Artillerie rottete sich vor unsern Thoren und schleuderte Kugeln in unsere Straßen. Da schmeckte ich endlich ein wenig, was der Krieg ist. Es war mir nicht unangenehm. Mein Herz schlug muthiger bei dem Gedanken, daß ich die Gefahren meines Vaters und meiner Brüder theilte. Aber dabei muß ich gestehen, die Gefahr kam nicht sehr nahe heran. Noch waren die Mauern zwischen uns und dem Feinde. Nach einer kurzen Kanonade zogen die Rebellen ab, aus einem Grunde, der nach Harry's Aussagen viele Siege für uns werth ist. Lord Essex und Sir William Waller, ihre beiden Generale, waren uneins und gaben deshalb den Angriff auf Oxford auf, so daß sich, was noch mehr ist, der König, welcher außerhalb der Stadt war, mit einem viel kleinern Heere, das sich mit ihren vereinten Kräften durchaus nicht messen durfte, ohne Schwertstreich nach Worcester zurückziehen konnte.

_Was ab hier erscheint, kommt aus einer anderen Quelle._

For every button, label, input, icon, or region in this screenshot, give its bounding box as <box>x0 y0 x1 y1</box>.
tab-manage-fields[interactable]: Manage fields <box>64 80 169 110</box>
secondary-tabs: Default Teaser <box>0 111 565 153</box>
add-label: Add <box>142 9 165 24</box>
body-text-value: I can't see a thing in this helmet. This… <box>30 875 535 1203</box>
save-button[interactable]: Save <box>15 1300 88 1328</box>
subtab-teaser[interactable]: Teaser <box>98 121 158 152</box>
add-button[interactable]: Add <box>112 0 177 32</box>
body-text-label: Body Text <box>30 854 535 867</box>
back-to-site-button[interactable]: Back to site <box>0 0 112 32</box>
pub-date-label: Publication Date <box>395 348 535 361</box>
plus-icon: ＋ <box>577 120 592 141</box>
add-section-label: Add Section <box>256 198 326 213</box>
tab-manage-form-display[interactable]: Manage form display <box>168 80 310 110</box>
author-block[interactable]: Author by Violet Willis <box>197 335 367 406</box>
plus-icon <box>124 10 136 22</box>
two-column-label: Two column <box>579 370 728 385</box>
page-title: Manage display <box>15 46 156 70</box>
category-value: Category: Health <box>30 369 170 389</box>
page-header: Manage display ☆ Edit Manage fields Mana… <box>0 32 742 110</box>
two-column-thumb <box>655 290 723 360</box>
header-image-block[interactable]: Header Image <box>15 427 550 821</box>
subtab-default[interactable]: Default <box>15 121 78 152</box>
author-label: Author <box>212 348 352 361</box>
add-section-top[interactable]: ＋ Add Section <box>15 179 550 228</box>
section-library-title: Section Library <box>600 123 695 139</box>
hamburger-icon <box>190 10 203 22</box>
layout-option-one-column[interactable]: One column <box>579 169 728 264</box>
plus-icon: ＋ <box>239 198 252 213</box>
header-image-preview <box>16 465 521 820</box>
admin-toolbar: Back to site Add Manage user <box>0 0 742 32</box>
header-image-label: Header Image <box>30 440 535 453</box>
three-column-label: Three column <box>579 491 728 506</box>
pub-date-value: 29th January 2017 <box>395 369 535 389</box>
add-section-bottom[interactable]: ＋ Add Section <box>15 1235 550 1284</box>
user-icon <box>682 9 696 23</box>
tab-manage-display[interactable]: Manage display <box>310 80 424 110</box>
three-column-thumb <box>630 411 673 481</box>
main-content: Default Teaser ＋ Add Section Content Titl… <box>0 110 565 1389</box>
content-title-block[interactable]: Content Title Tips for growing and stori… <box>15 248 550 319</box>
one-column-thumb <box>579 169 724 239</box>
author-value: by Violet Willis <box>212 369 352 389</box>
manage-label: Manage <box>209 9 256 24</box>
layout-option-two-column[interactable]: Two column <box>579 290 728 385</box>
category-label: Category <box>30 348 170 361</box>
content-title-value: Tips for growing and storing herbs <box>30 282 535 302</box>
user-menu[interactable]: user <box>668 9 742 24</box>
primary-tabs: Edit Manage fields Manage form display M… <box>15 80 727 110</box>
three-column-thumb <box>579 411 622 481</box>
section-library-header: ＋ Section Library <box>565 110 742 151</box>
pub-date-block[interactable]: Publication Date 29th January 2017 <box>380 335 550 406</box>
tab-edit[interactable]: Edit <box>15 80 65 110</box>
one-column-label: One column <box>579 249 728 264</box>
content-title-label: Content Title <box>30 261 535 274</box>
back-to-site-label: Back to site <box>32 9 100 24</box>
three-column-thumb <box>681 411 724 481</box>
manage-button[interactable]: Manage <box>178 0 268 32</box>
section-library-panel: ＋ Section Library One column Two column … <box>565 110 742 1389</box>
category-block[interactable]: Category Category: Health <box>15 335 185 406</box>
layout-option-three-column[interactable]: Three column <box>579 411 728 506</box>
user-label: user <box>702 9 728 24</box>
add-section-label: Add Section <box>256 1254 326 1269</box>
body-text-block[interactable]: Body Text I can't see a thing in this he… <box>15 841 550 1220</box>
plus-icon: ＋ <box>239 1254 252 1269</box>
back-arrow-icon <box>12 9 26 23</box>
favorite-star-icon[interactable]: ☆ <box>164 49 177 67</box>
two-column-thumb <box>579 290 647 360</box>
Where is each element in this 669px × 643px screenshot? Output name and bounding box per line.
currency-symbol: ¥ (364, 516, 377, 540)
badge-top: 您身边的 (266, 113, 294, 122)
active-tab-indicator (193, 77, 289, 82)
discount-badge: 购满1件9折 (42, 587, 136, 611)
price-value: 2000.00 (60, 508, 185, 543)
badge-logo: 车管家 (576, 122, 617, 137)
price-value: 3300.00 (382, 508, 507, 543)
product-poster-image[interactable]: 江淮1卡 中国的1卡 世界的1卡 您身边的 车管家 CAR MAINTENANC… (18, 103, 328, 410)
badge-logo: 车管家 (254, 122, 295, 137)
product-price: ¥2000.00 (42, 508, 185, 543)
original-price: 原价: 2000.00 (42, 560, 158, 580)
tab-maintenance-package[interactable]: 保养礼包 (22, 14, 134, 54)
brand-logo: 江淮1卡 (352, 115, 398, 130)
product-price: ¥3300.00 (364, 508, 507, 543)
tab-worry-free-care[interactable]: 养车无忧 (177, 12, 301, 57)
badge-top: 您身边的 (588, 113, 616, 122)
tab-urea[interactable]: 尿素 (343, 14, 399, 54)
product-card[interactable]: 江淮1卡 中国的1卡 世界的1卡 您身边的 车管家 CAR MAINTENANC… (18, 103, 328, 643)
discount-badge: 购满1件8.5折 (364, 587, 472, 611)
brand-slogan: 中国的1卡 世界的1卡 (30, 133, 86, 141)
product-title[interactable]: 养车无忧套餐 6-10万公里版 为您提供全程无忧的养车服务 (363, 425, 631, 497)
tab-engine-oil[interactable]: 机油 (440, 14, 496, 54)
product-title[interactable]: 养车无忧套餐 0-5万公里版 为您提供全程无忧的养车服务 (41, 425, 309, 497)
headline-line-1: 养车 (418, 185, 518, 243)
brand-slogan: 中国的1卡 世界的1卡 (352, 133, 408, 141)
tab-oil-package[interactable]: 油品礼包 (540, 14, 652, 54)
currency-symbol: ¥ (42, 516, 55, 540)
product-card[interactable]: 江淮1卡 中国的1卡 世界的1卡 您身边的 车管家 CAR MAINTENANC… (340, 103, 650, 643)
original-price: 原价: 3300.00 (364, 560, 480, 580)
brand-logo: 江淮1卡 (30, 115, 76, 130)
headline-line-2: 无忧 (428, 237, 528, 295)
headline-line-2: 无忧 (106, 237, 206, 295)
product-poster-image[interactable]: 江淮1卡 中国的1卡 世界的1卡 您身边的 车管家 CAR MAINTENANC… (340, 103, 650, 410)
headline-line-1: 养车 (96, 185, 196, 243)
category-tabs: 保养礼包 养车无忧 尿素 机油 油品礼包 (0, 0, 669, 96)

Allein das Beste ist, daß die Generale der Rebellen, wie Harry sagt, einander im Parlament mit Vorwürfen überhäufen und daß immer einer den andern als die Ursache der letzten Unfälle anklagt. Lord Essex, Lord Manchester und Sir William Waller halten nicht aufrichtig gegen uns zusammen; nur in ihrem Haß gegen Cromwell, den einzigen, der für uns zu fürchten ist, sind sie einig. Und um den Wirrwarr vollständig zu machen, haben die schottischen Prediger auch etwas in der Sache zu sagen und klagen Herrn Cromwell feierlich als »Mordbrenner« an.

Und das ist er auch offenbar. Wenn nun die Mordbrenner anfangen gegen einander zu fechten und die Flammen zu löschen, so wird wahrscheinlich die Mordbrennerei gerächt und die Flammen wirklich gelöscht werden, und wir ruhige und treue Unterthanen werden nichts mehr zu thun haben, als die Ruinen wieder neu aufzubauen.

Dann wollen wir so wenig als möglich davon sprechen, wer das Unheil angestiftet habe, und nur sehen, wer dasselbe am besten wieder gut zu machen versteht; der König und das Parlament im ganzen Lande umher, und die Draytons und Davenants in unserm lieben alten Netherby.